Князь Василий, изрядный книгочий, однажды обронил: многие-де выдающиеся умы считают Бога сотворенным человеком. Что это человек выдумал себе Создателя, не умея объяснить множественность явлений жизни. Человеку-де Бог понадобился для острастки, а любителям легкой жизни — объявить себя его служителями, дабы им кланялись и покорно несли даяния.
Если бы существовало некое Верховное Существо, то оно бы правило миром по справедливости. А так как никакой справедливости на земле нет, то и Бога нет. Иначе бы он явил свое всемогущество, уничтожил бы неправедность, войны и убийства, все, что мерзит.

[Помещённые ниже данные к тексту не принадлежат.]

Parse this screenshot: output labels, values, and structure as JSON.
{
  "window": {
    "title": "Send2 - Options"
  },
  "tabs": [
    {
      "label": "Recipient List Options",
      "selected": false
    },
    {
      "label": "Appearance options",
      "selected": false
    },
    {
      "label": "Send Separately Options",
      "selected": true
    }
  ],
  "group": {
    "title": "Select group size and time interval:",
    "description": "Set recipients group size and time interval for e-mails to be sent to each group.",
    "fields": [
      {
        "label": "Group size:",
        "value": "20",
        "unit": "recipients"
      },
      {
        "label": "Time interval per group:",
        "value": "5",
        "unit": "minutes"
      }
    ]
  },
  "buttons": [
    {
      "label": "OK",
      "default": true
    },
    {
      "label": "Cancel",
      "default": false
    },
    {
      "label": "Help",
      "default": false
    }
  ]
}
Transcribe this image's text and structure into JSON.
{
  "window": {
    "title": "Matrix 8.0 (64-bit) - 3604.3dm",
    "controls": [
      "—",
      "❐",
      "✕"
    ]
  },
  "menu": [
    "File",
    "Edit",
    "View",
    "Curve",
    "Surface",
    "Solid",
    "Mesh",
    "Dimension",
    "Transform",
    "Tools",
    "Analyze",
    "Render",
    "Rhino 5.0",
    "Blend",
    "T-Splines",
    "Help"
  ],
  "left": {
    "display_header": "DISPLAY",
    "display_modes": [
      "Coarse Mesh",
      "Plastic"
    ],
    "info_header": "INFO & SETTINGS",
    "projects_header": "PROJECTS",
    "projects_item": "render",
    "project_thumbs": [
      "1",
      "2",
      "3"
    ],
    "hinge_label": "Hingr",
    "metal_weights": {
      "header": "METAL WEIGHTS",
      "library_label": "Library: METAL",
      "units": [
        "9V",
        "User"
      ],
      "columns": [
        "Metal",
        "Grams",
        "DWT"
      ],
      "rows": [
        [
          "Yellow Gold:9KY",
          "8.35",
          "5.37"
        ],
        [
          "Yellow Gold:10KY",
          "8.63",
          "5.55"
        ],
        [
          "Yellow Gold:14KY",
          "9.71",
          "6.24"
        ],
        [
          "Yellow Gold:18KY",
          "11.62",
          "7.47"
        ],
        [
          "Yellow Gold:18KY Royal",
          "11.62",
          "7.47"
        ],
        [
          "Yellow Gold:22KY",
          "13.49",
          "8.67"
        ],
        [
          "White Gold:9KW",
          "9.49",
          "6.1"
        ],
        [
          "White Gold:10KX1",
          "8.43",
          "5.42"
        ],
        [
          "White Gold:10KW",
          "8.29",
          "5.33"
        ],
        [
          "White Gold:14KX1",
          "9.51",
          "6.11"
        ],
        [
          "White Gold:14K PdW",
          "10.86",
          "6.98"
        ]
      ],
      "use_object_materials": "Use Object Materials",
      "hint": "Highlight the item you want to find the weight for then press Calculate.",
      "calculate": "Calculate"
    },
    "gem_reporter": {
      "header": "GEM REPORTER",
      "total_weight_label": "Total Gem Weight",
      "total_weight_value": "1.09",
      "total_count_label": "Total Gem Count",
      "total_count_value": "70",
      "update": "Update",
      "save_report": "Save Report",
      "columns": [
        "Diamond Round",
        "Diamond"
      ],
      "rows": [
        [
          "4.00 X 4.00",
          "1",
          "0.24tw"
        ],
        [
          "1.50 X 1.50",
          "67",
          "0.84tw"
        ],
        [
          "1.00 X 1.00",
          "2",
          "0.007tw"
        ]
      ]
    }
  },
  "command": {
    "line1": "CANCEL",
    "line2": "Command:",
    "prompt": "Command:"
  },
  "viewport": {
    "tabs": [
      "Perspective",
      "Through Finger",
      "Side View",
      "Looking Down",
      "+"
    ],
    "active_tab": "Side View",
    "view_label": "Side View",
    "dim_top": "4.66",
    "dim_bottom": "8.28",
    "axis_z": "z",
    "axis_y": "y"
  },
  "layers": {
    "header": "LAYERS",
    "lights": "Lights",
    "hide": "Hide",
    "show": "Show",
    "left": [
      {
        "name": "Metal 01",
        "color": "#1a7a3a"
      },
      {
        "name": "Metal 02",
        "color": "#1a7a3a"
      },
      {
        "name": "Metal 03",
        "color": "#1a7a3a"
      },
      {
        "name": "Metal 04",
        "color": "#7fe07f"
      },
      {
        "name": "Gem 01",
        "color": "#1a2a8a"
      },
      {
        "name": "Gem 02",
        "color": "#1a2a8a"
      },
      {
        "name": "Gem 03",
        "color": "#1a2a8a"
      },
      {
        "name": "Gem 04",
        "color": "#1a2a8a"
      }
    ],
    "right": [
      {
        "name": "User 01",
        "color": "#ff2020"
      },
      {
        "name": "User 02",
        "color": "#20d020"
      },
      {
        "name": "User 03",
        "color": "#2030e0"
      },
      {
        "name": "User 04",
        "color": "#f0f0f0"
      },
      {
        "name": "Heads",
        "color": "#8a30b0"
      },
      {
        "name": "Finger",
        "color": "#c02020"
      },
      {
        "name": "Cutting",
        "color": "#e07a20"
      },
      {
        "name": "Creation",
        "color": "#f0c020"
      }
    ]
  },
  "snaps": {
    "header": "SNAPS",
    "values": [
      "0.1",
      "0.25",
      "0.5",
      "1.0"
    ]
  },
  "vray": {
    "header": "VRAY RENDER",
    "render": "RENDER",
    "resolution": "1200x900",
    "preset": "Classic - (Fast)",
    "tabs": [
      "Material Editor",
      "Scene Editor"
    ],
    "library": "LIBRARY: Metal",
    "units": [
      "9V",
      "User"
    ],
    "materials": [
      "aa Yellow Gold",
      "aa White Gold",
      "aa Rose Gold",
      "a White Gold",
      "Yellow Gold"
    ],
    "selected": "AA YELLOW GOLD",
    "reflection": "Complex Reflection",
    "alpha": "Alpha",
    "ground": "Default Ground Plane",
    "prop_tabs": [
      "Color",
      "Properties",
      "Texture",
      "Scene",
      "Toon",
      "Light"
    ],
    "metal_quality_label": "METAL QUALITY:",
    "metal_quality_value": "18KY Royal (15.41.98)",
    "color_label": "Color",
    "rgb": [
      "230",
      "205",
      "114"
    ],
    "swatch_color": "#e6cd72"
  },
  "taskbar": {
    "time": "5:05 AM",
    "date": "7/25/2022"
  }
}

И никакой загробной жизни тоже нет, ибо человек подобно всему живому становится туком земли, распадается, оставляя лишь слабый след после себя — кости. Загробную-де жизнь выдумали те же служители Бога. Сначала они именовались жрецам, потом священниками, муллами, раввинами — много выдумали себе имен. Не хотят трудиться в поте лица — обрабатывать землю, строить жилища, ремесленничать, словом, заниматься улучшением жизни. А хотят той же власти, но только над душами. Мол, ежели ты не станешь жить по моему уставу, то за гробом тебя ждет ад с вечными муками. Толкуют о чудесах, о чудесных воскрешениях, но кто из нас видел воскресшего после смерти? Ежели бы нашелся такой, то он непременно поведал о том, что видел… А все эти писания — выдуманы, сочинены людьми, подобно тому, как они же сочинили сказки для детей. И взрослым нужны сказки — так завершил князь Василий.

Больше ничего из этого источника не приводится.